Tom Stoppard in Manhattan! Here, there, everywhere. This update on several of his sightings was filed by Terry Teachout on behalf of Gwen Orel. For readers of this blog, it would be the ultimate in redundancy to say that Stoppard is my favorite playwright, bar none. So redundancy be damned. What a guy.
Worth the quick read, here’s the posting from About Last Night:
Tom Stoppard, who might just be the greatest living English-language playwright, is in Manhattan on business, and made a couple of public appearances last week. Alas, I was unavoidably elsewhere, but my friend Gwen Orel, who writes about theater and Celtic music for all sorts of publications on and off line, was present on both occasions, and filed this report.
Back in the twentieth century, around 1989 or so, some Serious Theatre People averred that “Tom Stoppard is over.” The Real Thing was his Tempest, they said, his farewell to the stage. Fast forward to Rough Crossing, Arcadia, The Invention of Love, The Coast of Utopia, and Rock and Roll. Some farewell! By now Stoppard, who’s in town to rehearse his new adaptation of The Cherry Orchard at BAM, has morphed into a sort of playwright-rock idol. Accordingly, he appeared in pale (though not blue) suede shoes at two public talks last week, both of them quickly overbooked. Though he was funny and charming as usual, it was fascinating to observe what a difference a moderator made.
At CUNY, Stoppard was joined by Nobel Prize-winning playwright Derek Walcott for a Great Issues Forum moderated by David Nasaw, the university’s Arthur M. Schlesinger, Jr. Professor of American History. The topic was “Cultural Power,” and the press release said that Stoppard & Co. would be exploring “the power of culture and art in a globalizing world.” Instead, they considered the Impact and Influence of Art. Yep, said Walcott, art’s impact cannot be easily counted and measured. Yep, said Stoppard, culture is what distinguishes us as human. All interesting, but…power?
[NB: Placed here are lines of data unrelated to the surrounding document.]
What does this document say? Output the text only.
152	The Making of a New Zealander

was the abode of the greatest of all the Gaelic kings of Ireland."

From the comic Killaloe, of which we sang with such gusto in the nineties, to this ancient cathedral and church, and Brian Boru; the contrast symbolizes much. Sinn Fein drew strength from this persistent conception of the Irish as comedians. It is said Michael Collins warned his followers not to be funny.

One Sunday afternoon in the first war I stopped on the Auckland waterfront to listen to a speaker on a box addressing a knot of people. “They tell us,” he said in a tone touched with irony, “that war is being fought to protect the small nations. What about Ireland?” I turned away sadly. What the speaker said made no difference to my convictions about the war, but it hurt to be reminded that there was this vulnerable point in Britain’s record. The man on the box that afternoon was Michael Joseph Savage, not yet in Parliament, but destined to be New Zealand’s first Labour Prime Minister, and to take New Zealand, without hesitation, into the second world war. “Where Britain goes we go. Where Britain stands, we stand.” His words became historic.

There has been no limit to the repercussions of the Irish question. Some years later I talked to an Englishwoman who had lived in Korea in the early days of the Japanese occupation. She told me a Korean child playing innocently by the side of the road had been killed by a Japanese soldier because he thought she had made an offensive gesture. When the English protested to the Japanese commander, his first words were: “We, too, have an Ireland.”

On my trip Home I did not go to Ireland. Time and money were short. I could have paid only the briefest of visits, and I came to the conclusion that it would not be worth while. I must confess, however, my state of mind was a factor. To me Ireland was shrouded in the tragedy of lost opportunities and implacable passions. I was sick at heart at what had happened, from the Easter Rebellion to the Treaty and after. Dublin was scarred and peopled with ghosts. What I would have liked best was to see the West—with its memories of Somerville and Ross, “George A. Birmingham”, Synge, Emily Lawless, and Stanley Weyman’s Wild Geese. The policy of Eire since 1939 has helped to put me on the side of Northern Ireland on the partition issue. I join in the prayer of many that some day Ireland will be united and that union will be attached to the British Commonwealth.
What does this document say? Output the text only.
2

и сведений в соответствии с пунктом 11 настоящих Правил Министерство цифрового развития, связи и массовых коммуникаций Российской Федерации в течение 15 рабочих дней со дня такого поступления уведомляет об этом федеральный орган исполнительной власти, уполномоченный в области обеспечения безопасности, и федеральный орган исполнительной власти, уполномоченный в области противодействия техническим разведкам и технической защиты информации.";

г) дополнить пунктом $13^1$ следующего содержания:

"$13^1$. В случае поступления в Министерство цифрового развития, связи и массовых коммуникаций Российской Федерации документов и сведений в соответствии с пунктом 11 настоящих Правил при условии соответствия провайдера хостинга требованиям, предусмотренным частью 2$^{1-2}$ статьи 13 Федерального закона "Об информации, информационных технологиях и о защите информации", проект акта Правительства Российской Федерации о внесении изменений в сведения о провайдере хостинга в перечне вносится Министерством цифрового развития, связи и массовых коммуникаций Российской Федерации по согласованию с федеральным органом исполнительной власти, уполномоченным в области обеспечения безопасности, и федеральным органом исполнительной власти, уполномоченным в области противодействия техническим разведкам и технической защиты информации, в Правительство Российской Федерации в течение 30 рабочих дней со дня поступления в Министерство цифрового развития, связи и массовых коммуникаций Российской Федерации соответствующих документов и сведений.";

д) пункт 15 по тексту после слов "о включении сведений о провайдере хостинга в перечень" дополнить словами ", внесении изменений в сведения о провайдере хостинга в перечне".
The professor was smart but all too clearly awed by his celebrated guests, who seemed in turn to adore one another. He began, promisingly, by considering the way “the world changed last Tuesday,” showing a slide of Barack Obama with a book in his hand, which turned out to be Walcott’s Collected Poems, 1948-1984. Then the poet read us Forty Acres, his new poem about Obama, commissioned by the Times of London: Out of the turmoil emerges one emblem, an engraving –/a young Negro at dawn in straw hat and overalls,/an emblem of impossible prophecy…
Asked for his reaction, Stoppard said that the poem “silenced” him–but, of course, it hadn’t, and he self-deprecatingly remarked that he could go on “speaking like a wind-up toy.” At one point he mentioned a recent New York Times article about the New York City Opera which pointed out that the Paris Opera’s budget is larger than that of the entire National Endowment for the Arts. Provocatively, he then suggested that the patronage of the rich American may “get the government off the hook.” This was power! This was culture! This was another ball dropped.
The next day, Stoppard was interiewed at BAM by David Remnick, editor of The New Yorker and author of Lenin’s Tomb, who may be the only editor in New York who hadn’t rushed out to read Isaiah Berlin just to prepare for The Coast of Utopia. Remnick actually out-Stopparded Stoppard with his wit and erudition, and the result was a chat that unlike its predecessor was fascinating, insightful, and over too soon. When Remnick said “For our last question…” Stoppard looked at his watch and looked truly disappointed.
The topic was Chekhov, but the conversation managed to get somewhere near…well, cultural power. Asked what niche his new version of The Cherry Orchard would fill, Stoppard said that directors like to have a new text in rehearsal: “Theatre is a storytelling art form–plays are palimpsests of maps on different scales.” He was “constantly looking for that elusive place where the natural utterance functions as a narrative utterance.”
Gracefully segueing from a consideration of Solzhenitsyn and Stalin to literary influence, Stoppard described his aesthetic response to newsprint and his early ambition to be a foreign correspondent and live a glamorous life. “It can be arranged,” Remnick murmured. For once Stoppard was speechless–briefly. Remnick added, “There’s a 10 p.m. to Kabul.” Then Stoppard recovered. “The St. Tropez kind of correspondent,” he replied.
Asked how working in America was different than at home, Stoppard admitted that he was less comfortable here, explaing that there was “more a sense of heavy pressure to succeed–perhaps there’s more shame in failing than there ought to be.” (Maybe that’s because they don’t publish the West End grosses every week.)
What next? Stoppard said that he’d had just about decided to start working on a screenplay for Arcadia that he would then direct when the BBC came up with the idea of adapting some novels from the nineteenth century and the Twenties–something he says that he really wants to do. Me, I hope it’s Waugh. I can’t imagine anybody channeling the glamorous war-correspondent author of A Handful of Dust better than Tom Stoppard.